In this article, our focus will be on utilizing the Elasticsearch 7.9.0 library to load data from a Kafka topic into Elasticsearch.
We are going to use following environment:
- Kafka Consumer Origin [Kafka 2.7]
- Elasticsearch Destination [Elasticsearch Library 7.9.0]
Currently, the source Kafka topic "elastic" contains approximately 5327 records. Now, let's delve into the details of our pipeline setup:
- Stage1: Consumer will fetch records from topic with the rate of 1000 records per batch.
- Stage2: We are going to remove the some unnecessary field from each record.
- Stage3: Credit card details will be masked and only last 4 digit will be visible.
- Stage4: Upload the data to Elastic with index customer_data.
To run this pipeline, We need to setup the Elasticsearch deployment and get the username password + endpoint details from the ElasticSearch » Deployment section.
After successfully validating the pipeline, we proceeded to start the pipeline, which in turn successfully processed approximately 5387 records from Kafka to Elasticsearch. Here is the screenshots of pipeline execution:
Now that all the data has been ingested into Elasticsearch, we can verify its presence by performing a GET operation using the curl command from the postpan application.
Alternatively, you can also run a curl command directly from your local computer to confirm the data's successful ingestion.
That covers the process of connecting to Elasticsearch from the StreamSets Data Collector.

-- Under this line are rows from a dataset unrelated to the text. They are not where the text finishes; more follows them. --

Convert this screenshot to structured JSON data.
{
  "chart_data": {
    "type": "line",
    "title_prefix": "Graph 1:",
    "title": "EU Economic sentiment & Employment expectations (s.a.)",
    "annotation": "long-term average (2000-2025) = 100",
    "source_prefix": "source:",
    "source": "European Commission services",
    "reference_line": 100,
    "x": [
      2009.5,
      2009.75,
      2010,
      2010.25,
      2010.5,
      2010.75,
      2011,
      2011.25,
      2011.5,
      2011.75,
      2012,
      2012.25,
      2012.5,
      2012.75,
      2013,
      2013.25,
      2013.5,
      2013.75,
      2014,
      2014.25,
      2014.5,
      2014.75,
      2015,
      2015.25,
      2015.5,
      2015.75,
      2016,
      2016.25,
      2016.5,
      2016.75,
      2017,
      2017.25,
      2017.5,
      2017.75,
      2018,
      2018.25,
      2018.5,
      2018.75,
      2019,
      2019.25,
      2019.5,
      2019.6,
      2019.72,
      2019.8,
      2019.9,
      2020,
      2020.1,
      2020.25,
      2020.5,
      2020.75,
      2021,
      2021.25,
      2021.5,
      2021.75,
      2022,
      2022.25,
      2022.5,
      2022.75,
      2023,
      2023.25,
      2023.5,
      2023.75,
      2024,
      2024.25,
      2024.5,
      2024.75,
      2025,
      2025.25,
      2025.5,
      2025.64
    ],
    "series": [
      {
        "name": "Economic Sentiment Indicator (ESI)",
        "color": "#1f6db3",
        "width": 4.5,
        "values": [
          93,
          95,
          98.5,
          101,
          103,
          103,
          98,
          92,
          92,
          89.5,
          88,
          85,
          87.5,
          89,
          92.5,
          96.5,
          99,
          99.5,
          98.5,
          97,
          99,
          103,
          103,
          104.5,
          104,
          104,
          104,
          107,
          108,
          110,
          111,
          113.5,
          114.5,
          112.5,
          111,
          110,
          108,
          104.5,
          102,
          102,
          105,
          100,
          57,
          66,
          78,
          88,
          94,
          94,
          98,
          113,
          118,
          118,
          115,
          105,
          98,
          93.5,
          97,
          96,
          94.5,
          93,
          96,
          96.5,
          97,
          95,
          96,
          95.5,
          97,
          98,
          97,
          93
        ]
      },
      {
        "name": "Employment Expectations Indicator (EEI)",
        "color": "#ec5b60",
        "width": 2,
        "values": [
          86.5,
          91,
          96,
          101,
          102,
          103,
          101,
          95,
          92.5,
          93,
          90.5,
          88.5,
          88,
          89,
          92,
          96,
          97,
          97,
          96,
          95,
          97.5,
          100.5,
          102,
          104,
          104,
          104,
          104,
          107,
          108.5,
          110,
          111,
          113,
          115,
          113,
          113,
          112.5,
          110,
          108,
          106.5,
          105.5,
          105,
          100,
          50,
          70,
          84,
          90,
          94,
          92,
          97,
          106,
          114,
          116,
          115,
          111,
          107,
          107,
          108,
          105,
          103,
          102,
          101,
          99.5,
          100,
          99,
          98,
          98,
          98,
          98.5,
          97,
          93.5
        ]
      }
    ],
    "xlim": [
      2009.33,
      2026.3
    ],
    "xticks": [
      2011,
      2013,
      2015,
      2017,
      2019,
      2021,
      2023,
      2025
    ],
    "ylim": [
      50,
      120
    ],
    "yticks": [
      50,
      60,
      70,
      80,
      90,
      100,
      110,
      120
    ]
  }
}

Before diving into working with Elasticsearch, it's important to familiarize yourself with some key Elasticsearch terminology. Here are a few terms you should know:
Shard: A shard is a subset of a larger index in Elasticsearch. When you index data into Elasticsearch, it automatically divides the index into smaller, manageable pieces called shards. Each shard is a self-contained index that can be stored on a separate node in a cluster. Sharding allows Elasticsearch to distribute and parallelize data across multiple nodes, enabling horizontal scalability and faster search and retrieval times.
Indexing: Indexing in Elasticsearch refers to the process of adding or updating documents in an index. Documents are typically in the JSON format and represent individual data entities. When you index a document, Elasticsearch analyzes its content, extracts the relevant information, and stores it in an optimized data structure called an inverted index.
Document: In Elasticsearch, a document is the basic unit of information and represents a JSON object that contains data. A document can be any structured data, such as a customer record, a log entry, or a product description. Each document is uniquely identified within an index by a document ID, which can be manually specified or automatically generated by Elasticsearch.